With this type of work, Domings rarely sees his office. “There are days where we'll all come in around 9 a.m. and have our editorial meeting, where everyone in the investigative and special projects unit go over what we have going on that day. After that, we scatter and start working on our various projects. There are days where that's the last time I'm in the building because we're out shooting things for the entire day.” Domings and his team travel to a variety of locations for their work. Sometimes the trips they take might even feel like a bit of an adventure. “We've gotten to go on boats in the middle of the ocean with folks who track great white sharks, and we've gone down to Florida and have interviewed people who are involved in major cases here locally… There's no shortage of different projects to work on,” Domings commented.

One of Domings's biggest accomplishments has been prompting change to several laws in Providence.

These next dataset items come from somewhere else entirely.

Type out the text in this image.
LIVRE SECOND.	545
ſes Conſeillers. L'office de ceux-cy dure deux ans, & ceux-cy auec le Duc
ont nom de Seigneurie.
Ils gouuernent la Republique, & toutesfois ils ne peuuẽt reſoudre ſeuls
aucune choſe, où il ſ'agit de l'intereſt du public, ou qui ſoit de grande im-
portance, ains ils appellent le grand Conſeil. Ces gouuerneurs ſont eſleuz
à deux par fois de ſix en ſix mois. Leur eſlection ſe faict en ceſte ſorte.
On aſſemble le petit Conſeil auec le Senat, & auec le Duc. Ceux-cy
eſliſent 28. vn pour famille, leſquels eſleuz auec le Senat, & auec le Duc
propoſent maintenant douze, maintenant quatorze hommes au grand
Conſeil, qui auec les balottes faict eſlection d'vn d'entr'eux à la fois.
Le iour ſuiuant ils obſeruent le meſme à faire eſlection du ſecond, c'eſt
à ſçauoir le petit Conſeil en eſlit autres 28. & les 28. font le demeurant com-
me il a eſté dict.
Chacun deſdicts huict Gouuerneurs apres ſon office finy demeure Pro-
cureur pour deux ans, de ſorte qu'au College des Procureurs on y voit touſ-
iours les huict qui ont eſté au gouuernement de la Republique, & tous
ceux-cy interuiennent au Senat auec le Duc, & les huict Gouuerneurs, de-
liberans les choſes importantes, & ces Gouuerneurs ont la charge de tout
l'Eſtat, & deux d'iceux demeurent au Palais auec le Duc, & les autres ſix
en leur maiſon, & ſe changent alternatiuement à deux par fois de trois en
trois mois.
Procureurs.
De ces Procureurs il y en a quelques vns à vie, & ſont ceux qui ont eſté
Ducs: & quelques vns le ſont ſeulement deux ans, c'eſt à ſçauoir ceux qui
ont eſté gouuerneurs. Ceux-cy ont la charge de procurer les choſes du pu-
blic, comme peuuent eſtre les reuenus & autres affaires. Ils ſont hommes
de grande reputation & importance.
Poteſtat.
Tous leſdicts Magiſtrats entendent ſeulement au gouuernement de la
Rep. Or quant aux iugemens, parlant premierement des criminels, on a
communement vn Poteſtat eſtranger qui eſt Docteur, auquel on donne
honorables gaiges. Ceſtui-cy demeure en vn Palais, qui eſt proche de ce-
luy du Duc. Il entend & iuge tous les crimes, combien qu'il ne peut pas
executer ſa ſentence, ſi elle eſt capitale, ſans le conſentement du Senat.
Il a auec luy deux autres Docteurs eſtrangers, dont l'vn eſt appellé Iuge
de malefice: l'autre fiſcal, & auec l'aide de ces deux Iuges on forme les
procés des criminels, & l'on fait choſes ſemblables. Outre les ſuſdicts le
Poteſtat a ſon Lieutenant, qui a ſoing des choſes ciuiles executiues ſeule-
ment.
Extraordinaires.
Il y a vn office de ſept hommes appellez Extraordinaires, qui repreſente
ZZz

He is aware that his work makes a big impact, and it shows when a particular story gets extra attention. “There was a story we did that got quite a bit of attention a few years back on a firefighter who was out on disability who was also a weightlifter in his spare time. We did this long undercover investigation into it to show this guy, who was out of work with an injured shoulder, is in the gym lifting 225 pounds up over his head.” Sensing that this scenario seemed questionable, Domings and his team intervened with their investigative skills. “That case led to an overhaul to the whole disability pension system in Providence. [We] changed the laws because of story,” Domings recalled about the powerful news he and his team produced.

With Domings's investigative work and compelling articles enact positive change, and he couldn't be more proud of the results. “That's the best part of it to me, you can see the impacts of your work and it really does bring about change,” Domings stated.